The first time my brother and his friends organised a party at my house, I didn’t appreciate it, because I hoped my first celebration to be with my girl. After my training in the rain, I reached the corridor and felt something amiss; I climbed up to reach the top of the windows and saw the crowds. Then I ran off.
It’s always a good excuse to invite girls out during birthday so that they won’t have the heart to reject. But weirdly, over the years I haven’t succeeded once.
Being a failure in love, it has been such a shame to me. Perhaps, I won’t have felt dejected if I haven’t put in so much effort each time. However, as time goes by, I’ve resorted to hide the fact that I’m a loser, so as to feel more comfortable, as well as to release stress.

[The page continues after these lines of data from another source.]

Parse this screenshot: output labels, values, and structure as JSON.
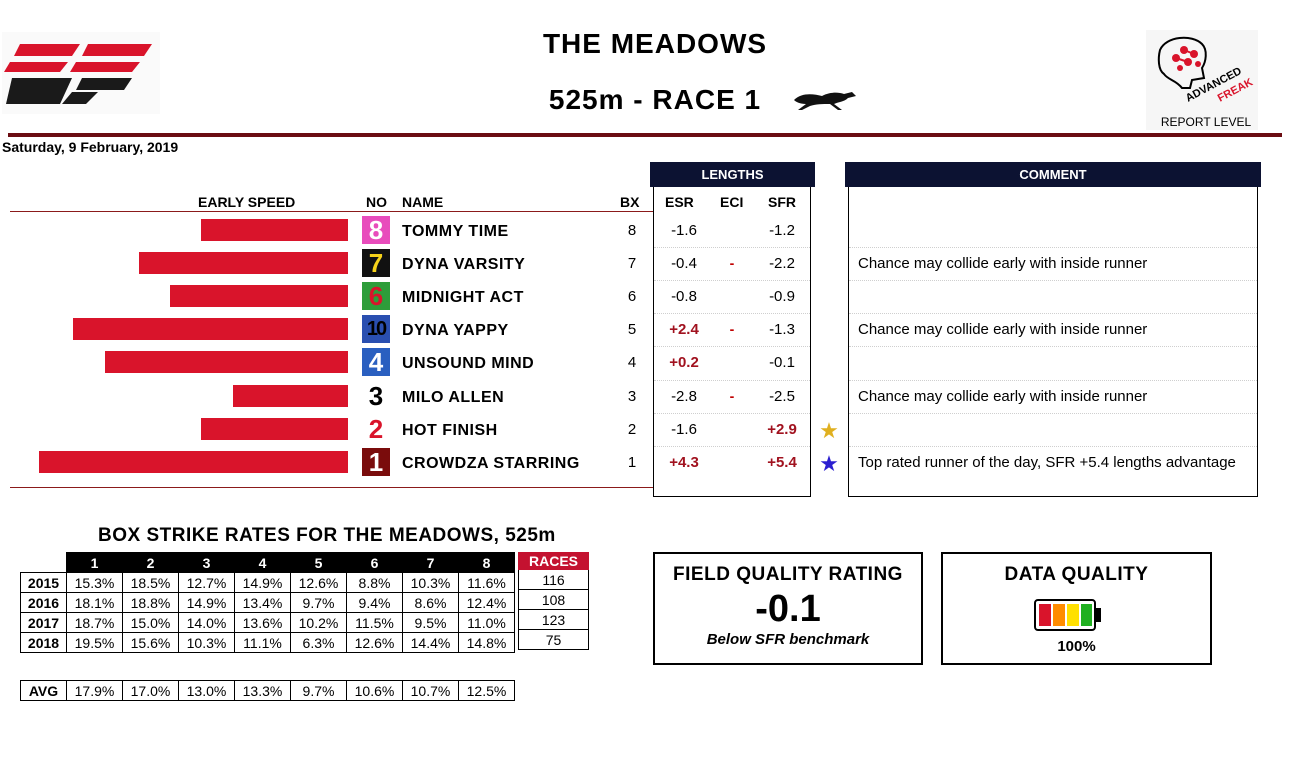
{
  "header": {
    "logo_text": "SF",
    "track": "THE MEADOWS",
    "race": "525m - RACE 1",
    "badge_text": "ADVANCED FREAK",
    "report_level_label": "REPORT LEVEL",
    "date": "Saturday, 9 February, 2019"
  },
  "columns": {
    "early_speed": "EARLY SPEED",
    "no": "NO",
    "name": "NAME",
    "bx": "BX",
    "lengths": "LENGTHS",
    "esr": "ESR",
    "eci": "ECI",
    "sfr": "SFR",
    "comment": "COMMENT"
  },
  "runners": [
    {
      "no": "8",
      "name": "TOMMY TIME",
      "bx": "8",
      "esr": "-1.6",
      "eci": "",
      "sfr": "-1.2",
      "star": "",
      "comment": "",
      "early_speed": 0.47,
      "rug_bg": "#e84cbc",
      "rug_fg": "#ffffff"
    },
    {
      "no": "7",
      "name": "DYNA VARSITY",
      "bx": "7",
      "esr": "-0.4",
      "eci": "-",
      "sfr": "-2.2",
      "star": "",
      "comment": "Chance may collide early with inside runner",
      "early_speed": 0.67,
      "rug_bg": "#111111",
      "rug_fg": "#f6d21a"
    },
    {
      "no": "6",
      "name": "MIDNIGHT ACT",
      "bx": "6",
      "esr": "-0.8",
      "eci": "",
      "sfr": "-0.9",
      "star": "",
      "comment": "",
      "early_speed": 0.57,
      "rug_bg": "#2e9d3a",
      "rug_fg": "#d9142b"
    },
    {
      "no": "10",
      "name": "DYNA YAPPY",
      "bx": "5",
      "esr": "+2.4",
      "eci": "-",
      "sfr": "-1.3",
      "star": "",
      "comment": "Chance may collide early with inside runner",
      "early_speed": 0.88,
      "rug_bg": "#2a4fb0",
      "rug_fg": "#000000"
    },
    {
      "no": "4",
      "name": "UNSOUND MIND",
      "bx": "4",
      "esr": "+0.2",
      "eci": "",
      "sfr": "-0.1",
      "star": "",
      "comment": "",
      "early_speed": 0.78,
      "rug_bg": "#2a5fc0",
      "rug_fg": "#ffffff"
    },
    {
      "no": "3",
      "name": "MILO ALLEN",
      "bx": "3",
      "esr": "-2.8",
      "eci": "-",
      "sfr": "-2.5",
      "star": "",
      "comment": "Chance may collide early with inside runner",
      "early_speed": 0.37,
      "rug_bg": "#ffffff",
      "rug_fg": "#000000"
    },
    {
      "no": "2",
      "name": "HOT FINISH",
      "bx": "2",
      "esr": "-1.6",
      "eci": "",
      "sfr": "+2.9",
      "star": "gold",
      "comment": "",
      "early_speed": 0.47,
      "rug_bg": "#ffffff",
      "rug_fg": "#d9142b"
    },
    {
      "no": "1",
      "name": "CROWDZA STARRING",
      "bx": "1",
      "esr": "+4.3",
      "eci": "",
      "sfr": "+5.4",
      "star": "blue",
      "comment": "Top rated runner of the day, SFR +5.4 lengths advantage",
      "early_speed": 0.99,
      "rug_bg": "#7a0c0c",
      "rug_fg": "#ffffff"
    }
  ],
  "box_strike": {
    "title": "BOX STRIKE RATES FOR THE MEADOWS, 525m",
    "boxes": [
      "1",
      "2",
      "3",
      "4",
      "5",
      "6",
      "7",
      "8"
    ],
    "races_label": "RACES",
    "rows": [
      {
        "year": "2015",
        "values": [
          "15.3%",
          "18.5%",
          "12.7%",
          "14.9%",
          "12.6%",
          "8.8%",
          "10.3%",
          "11.6%"
        ],
        "races": "116"
      },
      {
        "year": "2016",
        "values": [
          "18.1%",
          "18.8%",
          "14.9%",
          "13.4%",
          "9.7%",
          "9.4%",
          "8.6%",
          "12.4%"
        ],
        "races": "108"
      },
      {
        "year": "2017",
        "values": [
          "18.7%",
          "15.0%",
          "14.0%",
          "13.6%",
          "10.2%",
          "11.5%",
          "9.5%",
          "11.0%"
        ],
        "races": "123"
      },
      {
        "year": "2018",
        "values": [
          "19.5%",
          "15.6%",
          "10.3%",
          "11.1%",
          "6.3%",
          "12.6%",
          "14.4%",
          "14.8%"
        ],
        "races": "75"
      }
    ],
    "avg": {
      "label": "AVG",
      "values": [
        "17.9%",
        "17.0%",
        "13.0%",
        "13.3%",
        "9.7%",
        "10.6%",
        "10.7%",
        "12.5%"
      ]
    }
  },
  "field_quality": {
    "title": "FIELD QUALITY RATING",
    "value": "-0.1",
    "subtitle": "Below SFR benchmark"
  },
  "data_quality": {
    "title": "DATA QUALITY",
    "percent": "100%",
    "level": 1.0
  },
  "colors": {
    "bar": "#d9142b",
    "header_navy": "#0c1232",
    "rule": "#6b0d12",
    "positive": "#a1121f",
    "star_gold": "#e0b020",
    "star_blue": "#2b1fd0"
  }
}
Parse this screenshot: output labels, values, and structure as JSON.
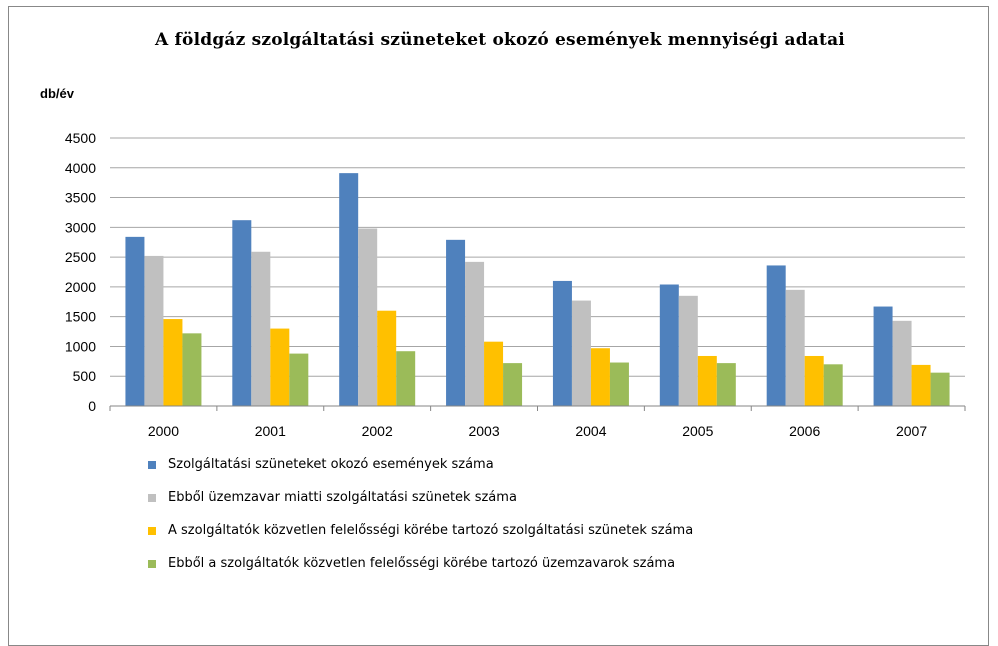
{
  "chart_data": {
    "type": "bar",
    "title": "A földgáz szolgáltatási szüneteket okozó események mennyiségi adatai",
    "ylabel": "db/év",
    "xlabel": "",
    "ylim": [
      0,
      4500
    ],
    "yticks": [
      0,
      500,
      1000,
      1500,
      2000,
      2500,
      3000,
      3500,
      4000,
      4500
    ],
    "grid": true,
    "legend_position": "bottom",
    "categories": [
      "2000",
      "2001",
      "2002",
      "2003",
      "2004",
      "2005",
      "2006",
      "2007"
    ],
    "series": [
      {
        "name": "Szolgáltatási szüneteket okozó események száma",
        "color": "#4f81bd",
        "values": [
          2840,
          3120,
          3910,
          2790,
          2100,
          2040,
          2360,
          1670
        ]
      },
      {
        "name": "Ebből üzemzavar miatti szolgáltatási szünetek száma",
        "color": "#c0c0c0",
        "values": [
          2520,
          2590,
          2980,
          2420,
          1770,
          1850,
          1950,
          1430
        ]
      },
      {
        "name": "A szolgáltatók közvetlen felelősségi körébe tartozó szolgáltatási szünetek száma",
        "color": "#ffc000",
        "values": [
          1460,
          1300,
          1600,
          1080,
          970,
          840,
          840,
          690
        ]
      },
      {
        "name": "Ebből a szolgáltatók közvetlen felelősségi körébe tartozó üzemzavarok száma",
        "color": "#9bbb59",
        "values": [
          1220,
          880,
          920,
          720,
          730,
          720,
          700,
          560
        ]
      }
    ]
  }
}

Sometimes I sound so confident and arrogant when conversation is about girls; sometimes I download pictures of babes from internet and claim that they’re my girlfriends. I laugh all over when some friends actually believe in my craps.
Often, I’m so envious of my buddies being able to discharge their single-hoods. On their days, I try hard to get babes for the parties. As for myself, I’m always so unlucky.
I was so used to everything, until this day, on my twenty-first birthday, I was sleeping in this stinky hole dug by myself in the field. These were the most terrible days of my life. The sadness has been carved on my heart so deeply, that it aches so badly each time I take a moment of rest, because everyone on their twenty-first would have their beloved ones by their sides.